Z Kardiol 94: Suppl 2 (2005)

Cardiac Resynchronisation Therapy in Difficult Coronary Sinus Anatomy: A Staged Approach Including Epimyocardial Implantation of Left Ventricular Lead Increases Success Rate to 100 Percent   
L. Obergassel1, B. Küpper2, B. Borchert3, T. Lawrenz3, H. Warnecke2, D. Meyer zu Vilsendorf3, Ch. Stellbrink3
1Klinik f. Kardiologie und intern. Intensivmedizin, Städt. Kliniken Bielefeld, Klinikum Mitte, Bielefeld, BusinessLogic.Land; 2Schüchtermann Klinik, Herzzentrum Osnabrück-Bad Rothenfelde, Bad Rothenfelde; 3Klinik f. Kardiologie und intern. Intensivmedizin, Städt. Kliniken Bielefeld - Klinikum Mitte, Bielefeld;

Background: Transvenous implantation (TVI) of left ventricular (LV) leads is the standard approach for cardiac resynchronisation therapy (CRT). However, anatomical conditions prevent the TVI in few patients (pts). Therefore we studied the acute and long term results of a staged approach including the epicardial implantation of LV leads in failed TVI..
Methods: Fifty-five consecutive pts (mean age 66 ± 11 y; NYHA: 3.2 ± 0.5; LV – EF: 24 ± 8%; QRS - duration: 172 ± 25 ms) underwent TVI of a CRT device. In case of an unsuccessful transvenous attempt the LV lead was implanted epimyocardially after median sternotomy in a second surgical procedure aiming for a gentle posterolateral lead position. Clinical follow up was carried out after 3, 6, 9 and 12 months. CS - leads: Guidant Easytrak 1, 2 and 3, Medtronic Attain 2187, 4193, 4194 as well as Capsure Epi 4965, 4968.
Results: The TVI was successful in 52 pts (95 %). The preoperatively defined target vein (TV) was reached in 48 (87%) pts. The epicardial LV lead implantation was carried out in 3 pts without alternative TV. The posterolateral target area was reached in these 3 pts. In one patient epicardial lead positioning was combined with coronary bypass surgery. The LV epicardial lead measurements (stimulation threshold = 1,1/1,4/0,8 V/0.5 ms and R - wave - signal = 10,5/6,2/11,0 mV) of the 3 hybrid - pts were stable after 10.7 ± 8.7 months. The significant clinical improvement (Table) with CRT was not different between the two groups (TVI and EPI). No complications occurred.

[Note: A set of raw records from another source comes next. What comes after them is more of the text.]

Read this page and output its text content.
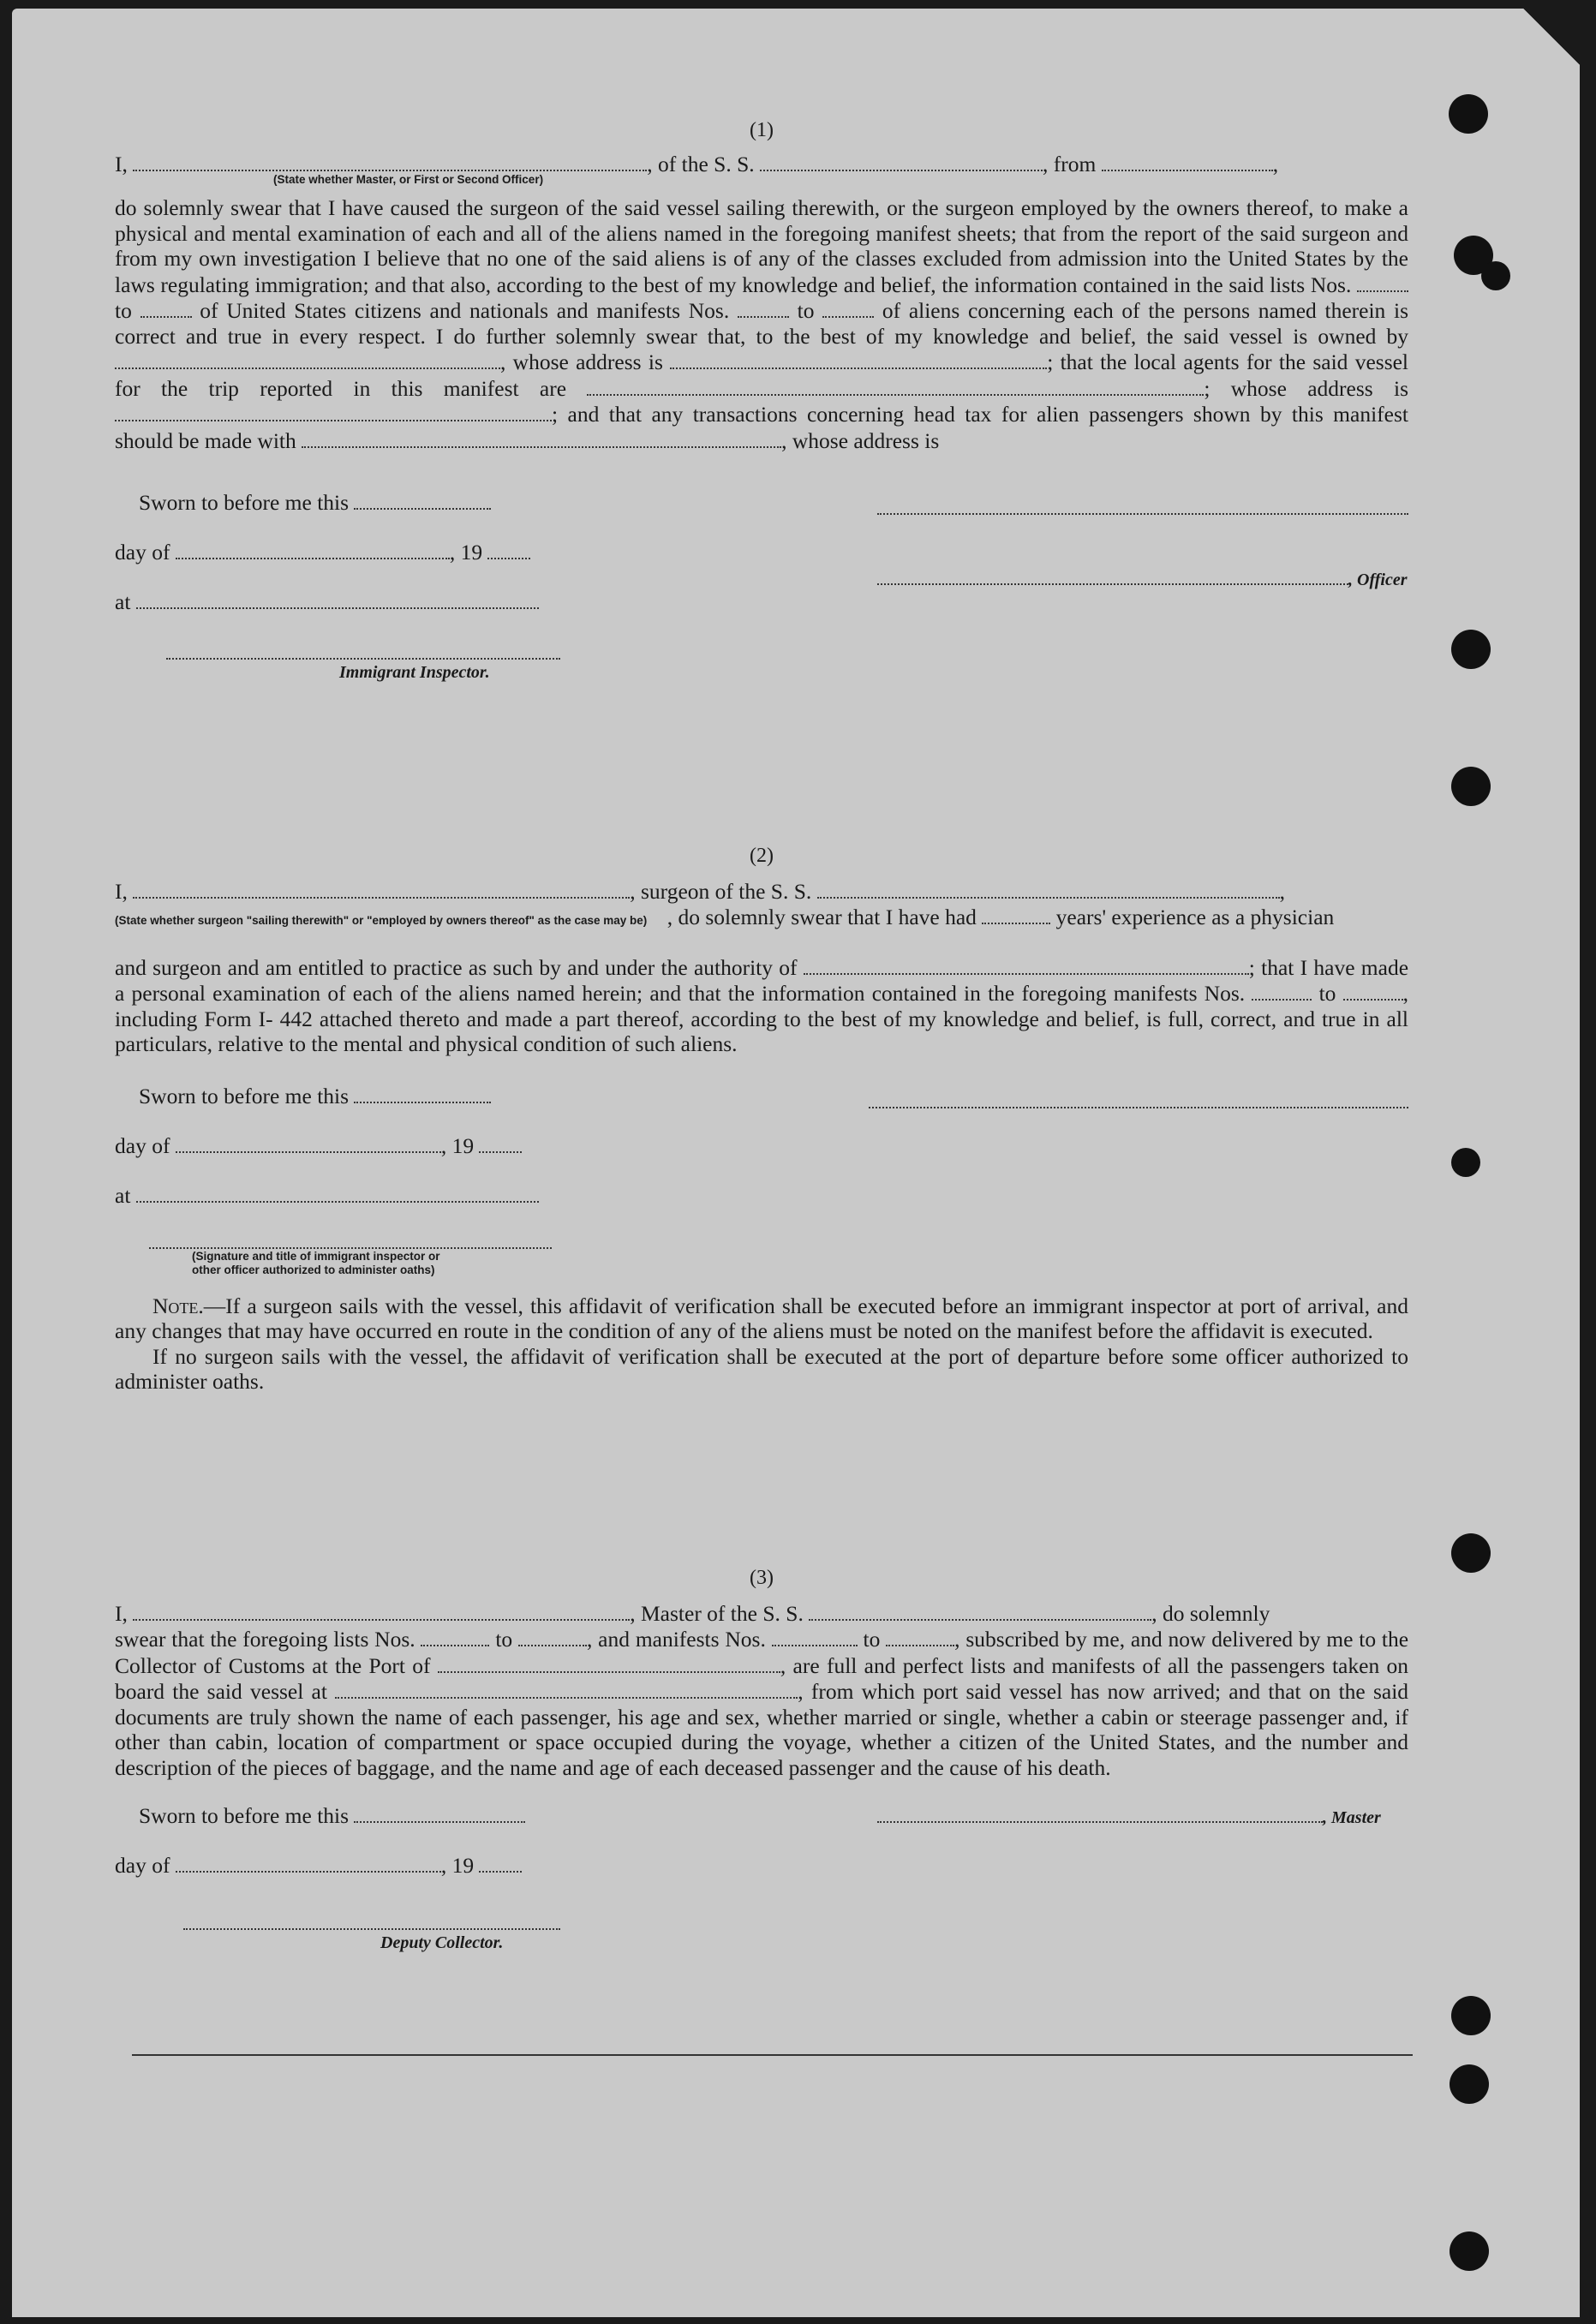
(1)
I,	, of the S. S.	, from	,
(State whether Master, or First or Second Officer)

do solemnly swear that I have caused the surgeon of the said vessel sailing therewith, or the surgeon employed by the owners thereof, to make a physical and mental examination of each and all of the aliens named in the foregoing manifest sheets; that from the report of the said surgeon and from my own investigation I believe that no one of the said aliens is of any of the classes excluded from admission into the United States by the laws regulating immigration; and that also, according to the best of my knowledge and belief, the information contained in the said lists Nos.  to	of United States citizens and nationals and manifests Nos.	to	of aliens concerning each of the persons named therein is correct and true in every respect. I do further solemnly swear that, to the best of my knowledge and belief, the said vessel is owned by , whose address is	; that the local agents for the said vessel for the trip reported in this manifest are	; whose address is ; and that any transactions concerning head tax for alien passengers shown by this manifest should be made with	, whose address is

Sworn to before me this
day of	, 19
, Officer
at
Immigrant Inspector.
(2)
I,	, surgeon of the S. S.	,
(State whether surgeon "sailing therewith" or "employed by owners thereof" as the case may be) , do solemnly swear that I have had	years' experience as a physician

and surgeon and am entitled to practice as such by and under the authority of	; that I have made a personal examination of each of the aliens named herein; and that the information contained in the foregoing manifests Nos.	to	, including Form I- 442 attached thereto and made a part thereof, according to the best of my knowledge and belief, is full, correct, and true in all particulars, relative to the mental and physical condition of such aliens.

Sworn to before me this
day of	, 19
at
(Signature and title of immigrant inspector or other officer authorized to administer oaths)

Note.—If a surgeon sails with the vessel, this affidavit of verification shall be executed before an immigrant inspector at port of arrival, and any changes that may have occurred en route in the condition of any of the aliens must be noted on the manifest before the affidavit is executed.

If no surgeon sails with the vessel, the affidavit of verification shall be executed at the port of departure before some officer authorized to administer oaths.

(3)
I,	, Master of the S. S.	, do solemnly

swear that the foregoing lists Nos.	to	, and manifests Nos.	to	, subscribed by me, and now delivered by me to the Collector of Customs at the Port of	, are full and perfect lists and manifests of all the passengers taken on board the said vessel at	, from which port said vessel has now arrived; and that on the said documents are truly shown the name of each passenger, his age and sex, whether married or single, whether a cabin or steerage passenger and, if other than cabin, location of compartment or space occupied during the voyage, whether a citizen of the United States, and the number and description of the pieces of baggage, and the name and age of each deceased passenger and the cause of his death.

Sworn to before me this	, Master
day of	, 19
Deputy Collector.
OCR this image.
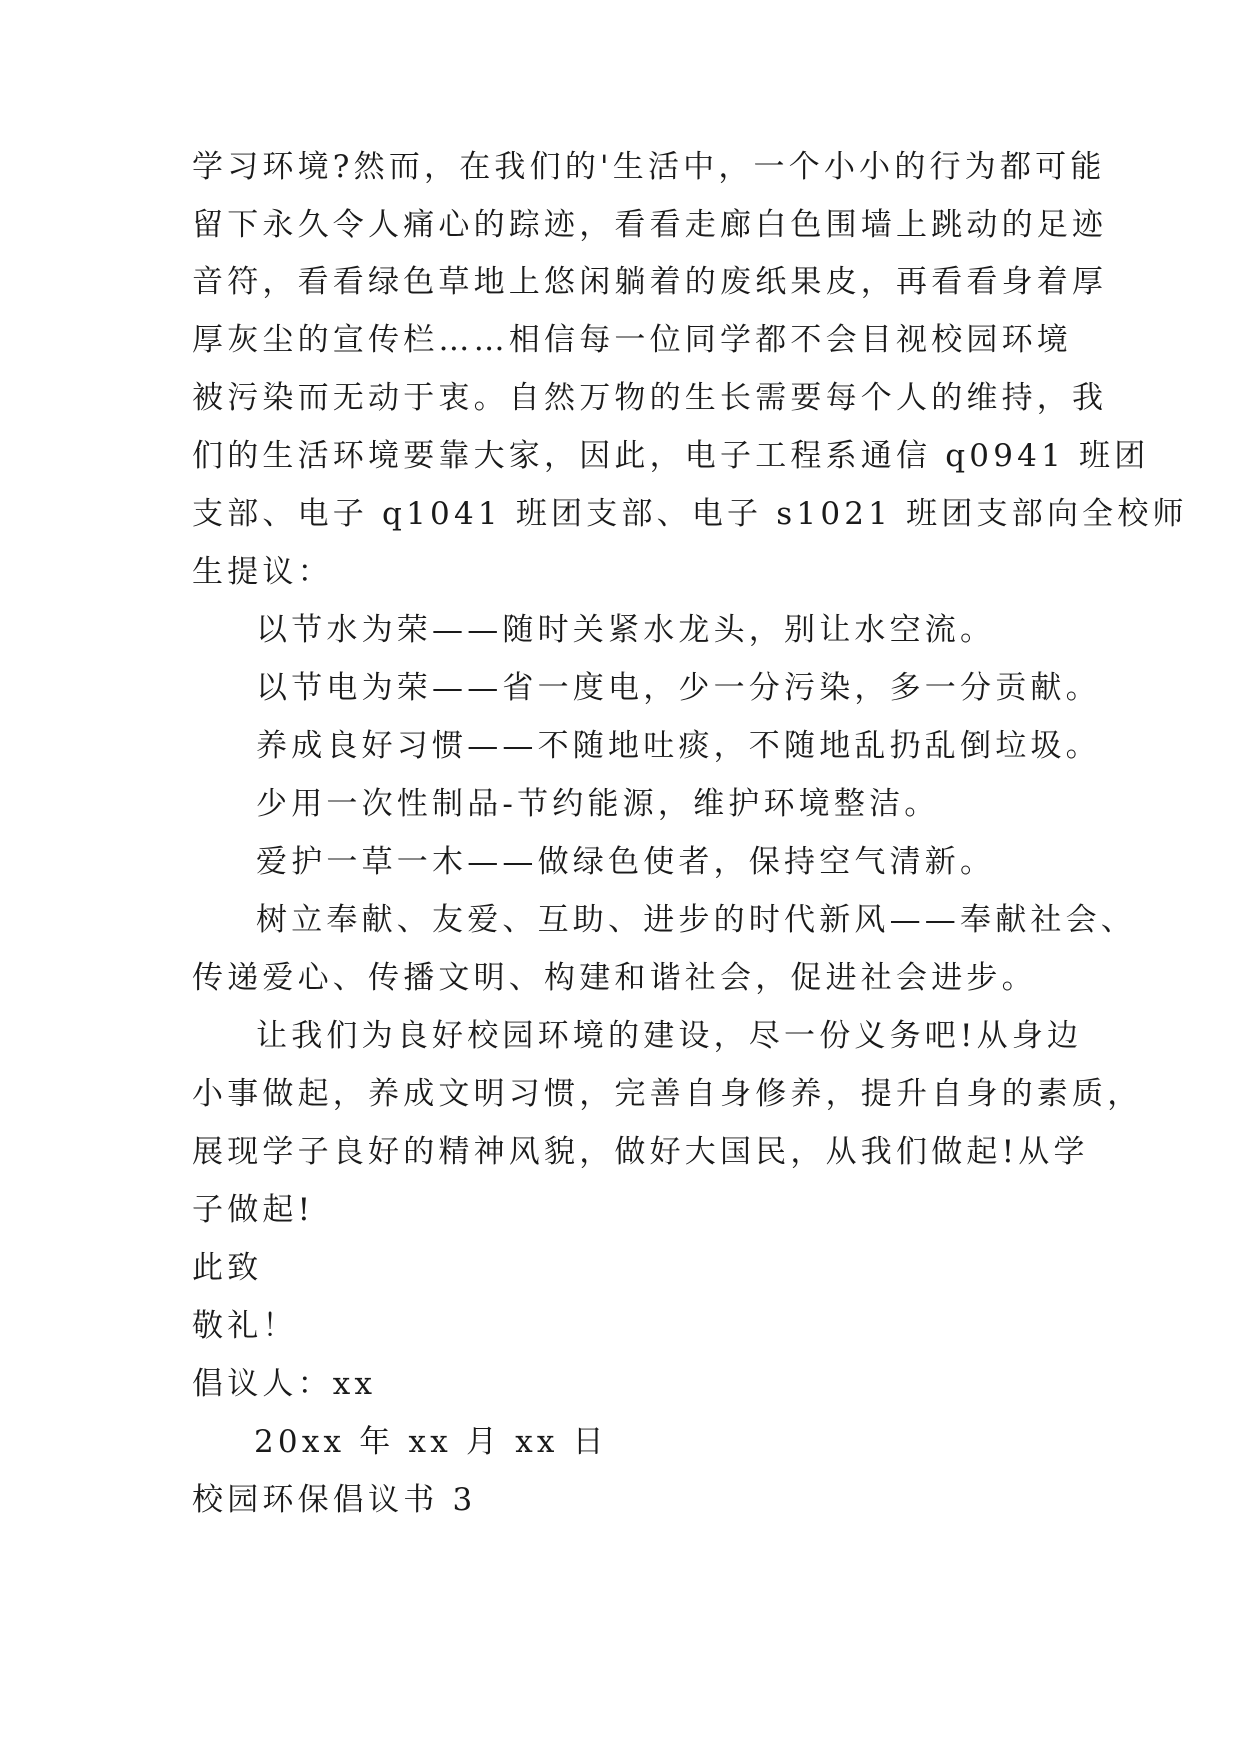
学习环境?然而，在我们的'生活中，一个小小的行为都可能
留下永久令人痛心的踪迹，看看走廊白色围墙上跳动的足迹
音符，看看绿色草地上悠闲躺着的废纸果皮，再看看身着厚
厚灰尘的宣传栏……相信每一位同学都不会目视校园环境
被污染而无动于衷。自然万物的生长需要每个人的维持，我
们的生活环境要靠大家，因此，电子工程系通信 q0941 班团
支部、电子 q1041 班团支部、电子 s1021 班团支部向全校师
生提议：
以节水为荣——随时关紧水龙头，别让水空流。
以节电为荣——省一度电，少一分污染，多一分贡献。
养成良好习惯——不随地吐痰，不随地乱扔乱倒垃圾。
少用一次性制品-节约能源，维护环境整洁。
爱护一草一木——做绿色使者，保持空气清新。
树立奉献、友爱、互助、进步的时代新风——奉献社会、
传递爱心、传播文明、构建和谐社会，促进社会进步。
让我们为良好校园环境的建设，尽一份义务吧!从身边
小事做起，养成文明习惯，完善自身修养，提升自身的素质，
展现学子良好的精神风貌，做好大国民，从我们做起!从学
子做起!
此致
敬礼！
倡议人：xx
20xx 年 xx 月 xx 日
校园环保倡议书 3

Table: Recovery of cardiac heart failure after transvenous (TVI) and epimyocardial (EPI) implantation of the CRT – device

 

NYHA before implantation

NYHA after 6 months

P

TVI, N = 52

3.2 ± 0.5

1.6 ± 0.6

0.0001

EPI, N = 3

3.7 ± 0.6

2.0 ± 1.0

0.008

P

n . s.

n. s.

 

Conclusion:
A staged TVI – epicardial - approach is a safe and effective strategy for CRT in difficult CS - anatomy for transvenous LV lead implantation. In our patient cohort this approach led to an increase of CRT applicability from 95 % to 100 % and can be combined with coronary bypass surgery.